At study start all volunteers will be discontinued from their current antipsychotic drug (APD) and switched to haloperidol 4mg for 5 days. At the end of this discontinuation period, all baseline symptom ratings and cognition testing will be done, as well as the baseline imaging procedures. At the end of the baseline procedures, volunteers will be blindly randomized, either to lurasidone at 40mg (N=12), or to haloperidol at 4mg/d or perphenazine at 16mg/d (N=12). Doses will increase to 80mg/d lurasidone, 8 mg/d haloperidol, or 32 mg/d of perphenazine at the beginning of week two. Dose should be stable for the last 3 weeks of treatment unless side effects are prominent, then the dose can be decreased to 40 lurasidone/4 haloperidol/16 perphenazine mg/d for optimal clinical management. The randomization strategy will be designed and implemented by the research pharmacist in four blocks of six volunteers; drug will be dispensed by the research pharmacy according to the randomization schedule.

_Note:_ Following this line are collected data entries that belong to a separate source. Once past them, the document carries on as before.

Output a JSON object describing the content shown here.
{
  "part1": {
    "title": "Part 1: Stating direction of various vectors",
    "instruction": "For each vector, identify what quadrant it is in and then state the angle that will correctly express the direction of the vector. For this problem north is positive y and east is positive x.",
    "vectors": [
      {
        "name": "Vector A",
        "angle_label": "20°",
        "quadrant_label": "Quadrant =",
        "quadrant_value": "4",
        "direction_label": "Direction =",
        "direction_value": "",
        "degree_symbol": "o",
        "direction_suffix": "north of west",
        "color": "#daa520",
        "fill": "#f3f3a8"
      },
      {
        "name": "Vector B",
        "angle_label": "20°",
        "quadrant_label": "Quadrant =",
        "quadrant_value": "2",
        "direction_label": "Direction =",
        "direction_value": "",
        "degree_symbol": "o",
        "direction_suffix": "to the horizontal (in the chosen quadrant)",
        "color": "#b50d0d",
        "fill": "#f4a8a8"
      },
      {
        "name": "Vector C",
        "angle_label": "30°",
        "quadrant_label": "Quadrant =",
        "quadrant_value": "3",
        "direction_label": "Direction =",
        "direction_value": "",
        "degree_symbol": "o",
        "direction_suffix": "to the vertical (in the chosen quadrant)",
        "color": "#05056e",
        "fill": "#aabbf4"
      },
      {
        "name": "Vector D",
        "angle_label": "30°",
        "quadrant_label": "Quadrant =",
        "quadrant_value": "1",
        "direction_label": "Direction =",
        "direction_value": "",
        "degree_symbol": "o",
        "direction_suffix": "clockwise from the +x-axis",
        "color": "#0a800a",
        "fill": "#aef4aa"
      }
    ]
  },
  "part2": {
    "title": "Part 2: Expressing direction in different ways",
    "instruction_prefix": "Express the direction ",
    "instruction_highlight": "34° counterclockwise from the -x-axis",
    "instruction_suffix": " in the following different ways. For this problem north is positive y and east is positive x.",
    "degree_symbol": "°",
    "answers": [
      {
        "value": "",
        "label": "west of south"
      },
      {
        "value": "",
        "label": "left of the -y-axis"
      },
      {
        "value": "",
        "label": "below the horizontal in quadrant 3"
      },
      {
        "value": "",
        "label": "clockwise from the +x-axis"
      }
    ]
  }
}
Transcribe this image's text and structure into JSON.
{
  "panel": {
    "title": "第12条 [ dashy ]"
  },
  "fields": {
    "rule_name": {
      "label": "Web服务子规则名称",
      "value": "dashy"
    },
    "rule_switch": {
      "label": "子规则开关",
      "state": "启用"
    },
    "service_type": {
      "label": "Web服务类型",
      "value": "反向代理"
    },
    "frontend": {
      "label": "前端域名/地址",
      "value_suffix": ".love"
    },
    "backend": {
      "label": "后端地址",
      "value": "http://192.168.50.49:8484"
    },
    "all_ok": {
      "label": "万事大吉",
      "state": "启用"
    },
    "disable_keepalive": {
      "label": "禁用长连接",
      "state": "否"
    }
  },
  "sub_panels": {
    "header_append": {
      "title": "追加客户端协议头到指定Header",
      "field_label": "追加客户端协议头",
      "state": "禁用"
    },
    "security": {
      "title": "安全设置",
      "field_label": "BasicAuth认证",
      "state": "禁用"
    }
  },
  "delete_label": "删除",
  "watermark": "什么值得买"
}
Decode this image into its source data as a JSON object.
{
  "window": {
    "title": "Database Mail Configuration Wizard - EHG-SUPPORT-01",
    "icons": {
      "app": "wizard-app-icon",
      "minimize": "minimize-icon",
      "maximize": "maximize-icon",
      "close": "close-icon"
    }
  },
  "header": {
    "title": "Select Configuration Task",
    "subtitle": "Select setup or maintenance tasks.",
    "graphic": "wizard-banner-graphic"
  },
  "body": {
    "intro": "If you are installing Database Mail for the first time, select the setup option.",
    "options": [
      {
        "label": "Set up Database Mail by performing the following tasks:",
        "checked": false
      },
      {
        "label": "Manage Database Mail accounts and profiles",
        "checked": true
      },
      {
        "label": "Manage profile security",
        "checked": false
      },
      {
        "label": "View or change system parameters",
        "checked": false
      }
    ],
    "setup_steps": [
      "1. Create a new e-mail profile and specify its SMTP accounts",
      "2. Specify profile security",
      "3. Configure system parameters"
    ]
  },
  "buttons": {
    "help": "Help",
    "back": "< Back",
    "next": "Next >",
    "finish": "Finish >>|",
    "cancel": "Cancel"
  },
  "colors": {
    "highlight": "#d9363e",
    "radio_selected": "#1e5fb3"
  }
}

The randomization will be followed by a four week treatment period at optimal dose levels. On the last two days of the 4 week stable dosing period, the specified glutamate outcome measures will be completed (neuroimaging and cognitive testing) along with all the symptom outcome measures, testing for drug plasma levels, and usual blood safety measures. Patients will be seen weekly for clinical evaluation; suicidality will be monitored weekly. All medications other than study drugs will be discontinued, as much as possible, for the 24-48 hr assessment period. After the evaluation phase, patients will be cross-titrated back to their original treatment medication and dosing.

This design will generate outcomes from 12 patients on lurasidone vs. 12 patients on haloperidol/ perphenazine.